O retrocesso de uma década, relatado pela Cepal/ONU, de acordo com Luiza é consequência dos impactos da pandemia, mas ela afirma que as reformas Trabalhista e previdenciária, somadas à crise econômica do país, também ajudaram a precarizar ainda mais as relações de trabalho das mulheres e a encolher o mercado de trabalho para elas.
Sem trabalho, sem renda
Na pandemia, aumentou o peso da responsabilidade familiar que tradicionalmente recai mulheres. Para piorar a situação, muitas tiveram de enfrentar o desemprego ou a redução e até mesmo a perda de renda, que para muitas mulheres é a única forma de garantir o orçamento de casa.
“Mudou significativamente. Muitas perderam o emprego, muitas eram informais e ficaram sem renda. E muitas outras passaram a trabalhar em casa, assumindo todas as responsabilidades domésticas, inclusive de cuidar em tempo integral dos filhos que não foram para escola por causa do isolamento”, diz Juneia Batista.
Luiza Batista, da Fenatrad, acrescenta também que muitas informais não tiveram acesso ao auxílio emergencial de R$ 600 (R$ 1.200 para mães solo) aprovado pelo Congresso Nacional para ajudar os trabalhadores desempregados e informais durante a pandemia e pagos pelo governo até dezembro do ano passado.
O não acesso ao auxilio, diz Luiza, agravou ainda mais a já fragilizada posição das mulheres. “Elas faziam apelos na federação, dizendo que o pedido de auxilio estava em análise e não era aprovado.
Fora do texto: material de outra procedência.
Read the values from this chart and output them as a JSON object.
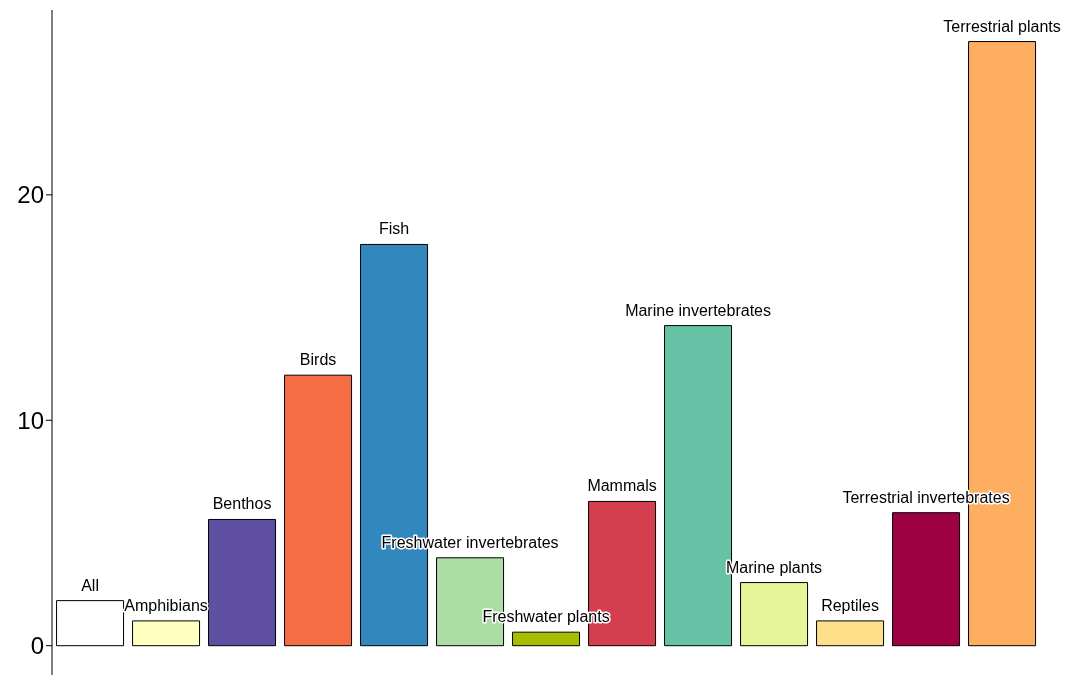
{
  "chart_data": {
    "type": "bar",
    "categories": [
      "All",
      "Amphibians",
      "Benthos",
      "Birds",
      "Fish",
      "Freshwater invertebrates",
      "Freshwater plants",
      "Mammals",
      "Marine invertebrates",
      "Marine plants",
      "Reptiles",
      "Terrestrial invertebrates",
      "Terrestrial plants"
    ],
    "values": [
      2.0,
      1.1,
      5.6,
      12.0,
      17.8,
      3.9,
      0.6,
      6.4,
      14.2,
      2.8,
      1.1,
      5.9,
      26.8
    ],
    "colors": [
      "#ffffff",
      "#ffffbf",
      "#5e4fa2",
      "#f46d43",
      "#3288bd",
      "#abdda4",
      "#a6bd00",
      "#d53e4f",
      "#66c2a5",
      "#e6f598",
      "#fee08b",
      "#9e0142",
      "#fdae61"
    ],
    "ylim": [
      -1.3,
      28.2
    ],
    "yticks": [
      0,
      10,
      20
    ],
    "tick_labels": "y",
    "grid": false,
    "legend": false
  }
}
E pediam uma indicação, uma oportunidade, qualquer chance de poder fazer uma ou duas diárias, para terem o que comer”.
Proposta da Cepal
De acordo com o relatório da Cepal, apresentado em Santiago, no Chile, no dia 10 de fevereiro, a proposta inclui os governos reativarem os setores mais impactados.
“Além de redinamizar as economias eles têm um potente efeito na recuperação do emprego das mulheres”, diz o documento.
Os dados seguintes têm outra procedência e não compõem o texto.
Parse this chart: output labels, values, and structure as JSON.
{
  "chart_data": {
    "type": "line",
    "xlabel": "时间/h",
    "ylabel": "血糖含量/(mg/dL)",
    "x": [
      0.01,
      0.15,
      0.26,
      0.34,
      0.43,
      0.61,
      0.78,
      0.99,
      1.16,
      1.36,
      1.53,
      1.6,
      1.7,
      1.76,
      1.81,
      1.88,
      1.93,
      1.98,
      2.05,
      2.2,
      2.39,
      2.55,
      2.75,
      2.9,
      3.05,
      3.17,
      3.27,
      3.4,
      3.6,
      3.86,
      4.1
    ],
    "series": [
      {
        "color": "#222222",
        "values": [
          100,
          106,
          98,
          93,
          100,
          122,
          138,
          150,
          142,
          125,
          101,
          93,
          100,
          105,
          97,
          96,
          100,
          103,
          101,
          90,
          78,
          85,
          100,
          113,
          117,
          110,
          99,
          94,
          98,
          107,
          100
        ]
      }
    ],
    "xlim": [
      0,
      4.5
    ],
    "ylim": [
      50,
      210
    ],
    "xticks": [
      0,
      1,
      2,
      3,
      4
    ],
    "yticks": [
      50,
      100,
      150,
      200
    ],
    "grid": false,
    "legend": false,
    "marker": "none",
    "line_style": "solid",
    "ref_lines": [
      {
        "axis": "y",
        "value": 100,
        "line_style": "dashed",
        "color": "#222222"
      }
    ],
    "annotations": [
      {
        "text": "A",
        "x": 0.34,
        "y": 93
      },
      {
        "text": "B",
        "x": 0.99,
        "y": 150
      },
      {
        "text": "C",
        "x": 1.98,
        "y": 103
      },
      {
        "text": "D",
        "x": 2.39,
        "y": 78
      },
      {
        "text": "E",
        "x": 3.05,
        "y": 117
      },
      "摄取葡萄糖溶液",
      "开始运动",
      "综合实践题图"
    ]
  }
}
Além disso, propõe aumentar investimentos em rede de cuidados e políticas públicas paras mulheres no que diz respeito à assistência. Ampliar creches, de acordo com a Cepal, é ampliar a participação das mulheres no mercado de trabalho.
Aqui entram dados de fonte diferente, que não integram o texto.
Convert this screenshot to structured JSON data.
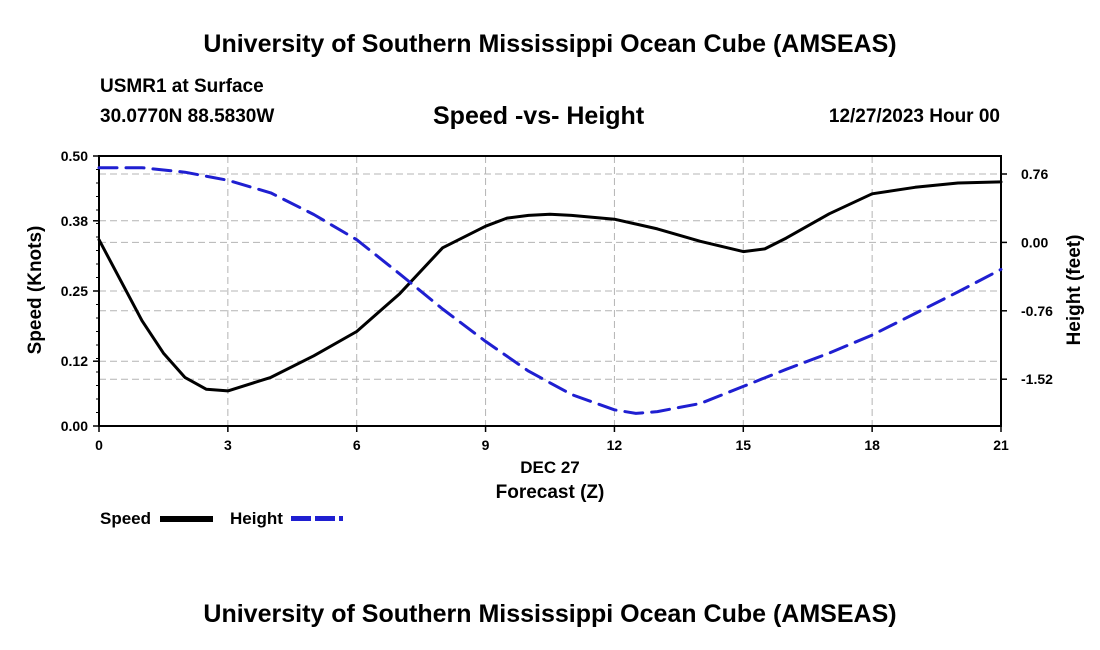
{
  "header": {
    "title_top": "University of Southern Mississippi Ocean Cube (AMSEAS)",
    "station": "USMR1 at Surface",
    "coords": "30.0770N  88.5830W",
    "date": "12/27/2023 Hour 00"
  },
  "footer": {
    "title_bottom": "University of Southern Mississippi Ocean Cube (AMSEAS)"
  },
  "chart_data": {
    "type": "line",
    "title": "Speed -vs- Height",
    "xlabel": "Forecast (Z)",
    "xlabel_date": "DEC 27",
    "ylabel": "Speed (Knots)",
    "y2label": "Height (feet)",
    "xlim": [
      0,
      21
    ],
    "ylim": [
      0,
      0.5
    ],
    "y2lim": [
      -2.04,
      0.96
    ],
    "x_ticks": [
      "0",
      "3",
      "6",
      "9",
      "12",
      "15",
      "18",
      "21"
    ],
    "y_ticks": [
      "0.00",
      "0.12",
      "0.25",
      "0.38",
      "0.50"
    ],
    "y2_ticks": [
      "0.76",
      "0.00",
      "-0.76",
      "-1.52"
    ],
    "grid": true,
    "legend": {
      "position": "bottom-left",
      "labels": [
        "Speed",
        "Height"
      ]
    },
    "series": [
      {
        "name": "Speed",
        "axis": "left",
        "color": "#000000",
        "style": "solid",
        "x": [
          0,
          1,
          1.5,
          2,
          2.5,
          3,
          4,
          5,
          6,
          7,
          8,
          9,
          9.5,
          10,
          10.5,
          11,
          12,
          13,
          14,
          15,
          15.5,
          16,
          17,
          18,
          19,
          20,
          21
        ],
        "values": [
          0.345,
          0.195,
          0.135,
          0.09,
          0.068,
          0.065,
          0.09,
          0.13,
          0.175,
          0.245,
          0.33,
          0.37,
          0.385,
          0.39,
          0.392,
          0.39,
          0.383,
          0.365,
          0.342,
          0.323,
          0.328,
          0.348,
          0.393,
          0.43,
          0.442,
          0.45,
          0.452
        ]
      },
      {
        "name": "Height",
        "axis": "right",
        "color": "#1f1fd1",
        "style": "dashed",
        "x": [
          0,
          1,
          2,
          3,
          4,
          5,
          6,
          7,
          8,
          9,
          10,
          11,
          12,
          12.5,
          13,
          14,
          15,
          16,
          17,
          18,
          19,
          20,
          21
        ],
        "values": [
          0.83,
          0.83,
          0.78,
          0.69,
          0.55,
          0.31,
          0.03,
          -0.35,
          -0.74,
          -1.1,
          -1.43,
          -1.69,
          -1.86,
          -1.9,
          -1.88,
          -1.79,
          -1.6,
          -1.41,
          -1.23,
          -1.03,
          -0.79,
          -0.55,
          -0.3
        ]
      }
    ]
  }
}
A Cepal ainda destaca o setor de saúde, onde há maior estabilidade no emprego, mas da mesma forma, as condições de trabalho pioraram. “Diante da atual crise, as jornadas de trabalho se intensificam, e em alguns casos as pessoas ocupadas neste setor não contam com equipamentos de proteção suficientes, o que aumenta as possibilidades de contágio e também agudiza o estresse do pessoal”, diz o documento da Cepal.